I was at BlogHer this past weekend. Honestly, the weekend was kind of underwhelming, but I don’t want to go into that here. What is on my mind is the reaction that several of the people I was most excited to meet had to me. I’ve heard more than once since the weekend that people were disappointed in me and that I didn’t seem to be the “same person” as on my blog. This from people who never actually talked to me.

How did I feel this weekend? Lonely. Awkward. Intimidated. As though nobody really wanted to talk to me. Not invited to lots of various events. And then, surprised by the reaction I heard about after the fact (and sensed in the moment). Startled that anyone who reads my blog expected that I would be outgoing, confident, and self-assured in person. I feel upset at my own inability to convey how I actually feel. I can try harder, and I will, but I worry that the enormous difference between how I feel and how I seem represents some deep and fundamental lack on my part.

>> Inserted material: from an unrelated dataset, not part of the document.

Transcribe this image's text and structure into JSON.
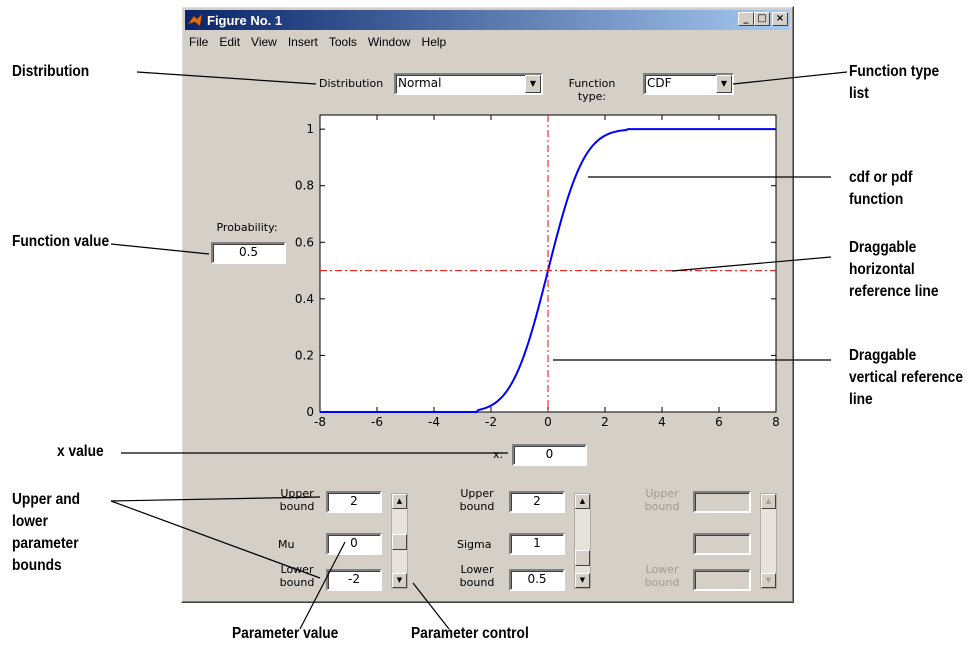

The thing is, my words and writing here do represent the authentic me. This is the place where I really AM open and true. So to know me here is actually to know the contents of my mind and heart. I’ve heard from more than a few acquaintances, from all phases of my life, who stumbled on this blog, and every single one noted that knowing me in passing they never knew I thought about this stuff. This is the real me, and I’m struggling to inhabit her in my day to day life. Not the other way around.

I am lost, again, in the whitewater that fills the perilous lacuna between perception and reality. I feel disheartened to have alienated people who have come to mean a lot to me in this space. And I feel frustrated by the speed with which people seem to jump to conclusions about me. Disappointed in myself for a few assumptions I made, too.

We should not presume to walk the terrain of the hearts of others without guidance. We stumble on our own paths, so how can we imagine that we would be able to navigate those of others without finding surprising contours, confusing switchbacks, darkness and light that flicker and disorient us? This is true even for those we know best, and it is certainly true for those with whom we have limited interaction and small amounts of information.

We do know that no one gets wise enough to truly understand the heart of another, though it is the task of our lives to try.
– Louise Erdrich, The Bingo Palace

I think this is easy to forget. It is easy to assume, to conclude, to extrapolate from tiny experiences and infinitessimal indicators. Let’s not. I recommit myself to remaining open, and I urge you all to do the same thing. In the meantime I promise and swear that any lack of warmth perceived this weekend was about my own insecurity and awkwardness and nothing else, but I am still sorry if I caused any hurt.